Они недоуменно посмотрели на него. Пинетт показал на церковь.
— Там полно кюре.
Высокий солдат с достойным и суровым видом поднял руку:
— Нет. Нет. Никого не вмешивать. Это наше дело. Он сделал полоборота и пошел за остальными. Они пересекли площадь и исчезли.
— Что было с парнем? — крикнул Шарло.
Матье обернулся: Шарло поднял голову и положил книгу рядом с собой на ступеньку.
— Он умер.
— Глупо, — сказал Шарло, — а я и не подумал посмотреть; я только увидел, когда его уносили. По крайней мере, он не из наших?
— Нет.
— А, ну ладно.
Матье и Пинетт подошли к нему. Из окна мэрии раздавалось пение и неслись нечеловеческие вопли.
— Что там происходит? — спросил Матье. Шарло улыбнулся.
— Обычный бардак, — сказал он,
— И ты можешь читать?
— Я только просматриваю. — скромно признался Шарло.
— А что это за книга?
— Это Волабелль.
— Я думал, ее читает Лонжен.
— Лонжен! — фыркнул Шарло. — Лонжену не до чтения.
Большим пальцем он через плечо показал на мэрию,
— Он там, пьяный в стельку.
— Лонжен? Он же не пьет.
— Что ж, пойди посмотри сам.
— Который час? — спросил Пинетт,
— Тридцать пять шестого, Пинетт повернулся к Матье.
— Ты не идешь? Ручаюсь, что нет.
— И правильно ручаешься. Я не иду.
— Тогда проваливай!
Он обратил на Шарло красивые близорукие глаза.
— Как это мне осточертело.
— Что тебе осточертело, дуралей?
— Он нашел себе бабу, — пояснил Матье.
— Если она тебе осточертела, можешь сбагрить ее мне.
— Не могу, — сказал Пинетт. — Она в меня втюрилась.
— Тогда выпутывайся сам.
Пинетт яростно передернулся, повернулся к ним спиной и ушел.
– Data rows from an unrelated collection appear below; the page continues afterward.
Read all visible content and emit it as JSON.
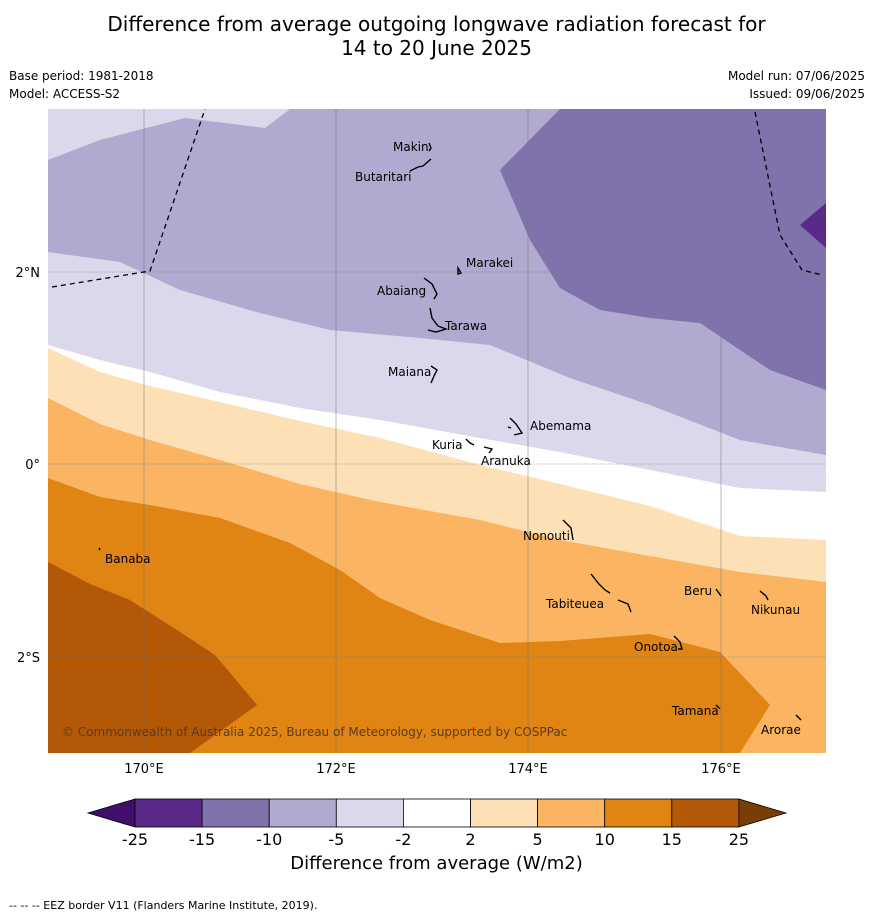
{
  "title_line1": "Difference from average outgoing longwave radiation forecast for",
  "title_line2": "14 to 20 June 2025",
  "base_period": "Base period: 1981-2018",
  "model": "Model: ACCESS-S2",
  "model_run": "Model run: 07/06/2025",
  "issued": "Issued: 09/06/2025",
  "lat_labels": [
    "2°N",
    "0°",
    "2°S"
  ],
  "lon_labels": [
    "170°E",
    "172°E",
    "174°E",
    "176°E"
  ],
  "places": [
    "Makin",
    "Butaritari",
    "Marakei",
    "Abaiang",
    "Tarawa",
    "Maiana",
    "Abemama",
    "Kuria",
    "Aranuka",
    "Nonouti",
    "Banaba",
    "Tabiteuea",
    "Beru",
    "Nikunau",
    "Onotoa",
    "Tamana",
    "Arorae"
  ],
  "copyright": "© Commonwealth of Australia 2025, Bureau of Meteorology, supported by COSPPac",
  "colorbar": {
    "ticks": [
      "-25",
      "-15",
      "-10",
      "-5",
      "-2",
      "2",
      "5",
      "10",
      "15",
      "25"
    ],
    "colors": [
      "#3f0f6b",
      "#5a2a8a",
      "#8072ab",
      "#b0a9d0",
      "#d9d9eb",
      "#ffffff",
      "#fde0b6",
      "#fbb562",
      "#e08414",
      "#b35807",
      "#7a3d06"
    ],
    "title": "Difference from average (W/m2)"
  },
  "footer": "--  --  -- EEZ border V11 (Flanders Marine Institute, 2019)."
}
Шарло, улыбаясь, проводил его взглядом:
— Он нравится женщинам.
— Да уж, — хмыкнул Матье.
— Я ему не завидую, — сказал Шарло. — Я сейчас при одной мысли вскочить на бабу…
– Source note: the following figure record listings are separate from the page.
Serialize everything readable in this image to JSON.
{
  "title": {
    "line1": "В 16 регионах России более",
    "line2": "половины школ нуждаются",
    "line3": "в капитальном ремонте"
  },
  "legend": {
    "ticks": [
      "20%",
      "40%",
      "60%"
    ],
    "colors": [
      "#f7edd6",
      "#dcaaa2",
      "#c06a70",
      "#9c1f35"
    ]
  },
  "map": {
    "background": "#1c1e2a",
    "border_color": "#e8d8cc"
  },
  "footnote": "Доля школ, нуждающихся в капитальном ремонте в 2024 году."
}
Он с любопытством посмотрел на Матье:
— Говорят, от страха член напрягается.
— И что?
— Со мной по-другому: у меня съеживается.
— Ты боишься?
— Нет. Но что-то давит мне на желудок.
— Ясно.
Шарло вдруг схватил Матье за рукав; он понизил голос:
— Мне нужно тебе что-то сказать. Сядь. Матье сел.
— Знаешь, некоторые несут несусветную чушь, — тихо сказал Шарло.
— Какую чушь?
— Знаешь, — смущенно продолжал Шарло, — это действительно чушь.
— Но что именно?
— Так вот, капрал Кабель говорит, что фрицы нас кастрируют.
Он засмеялся, не сводя с Матье глаз.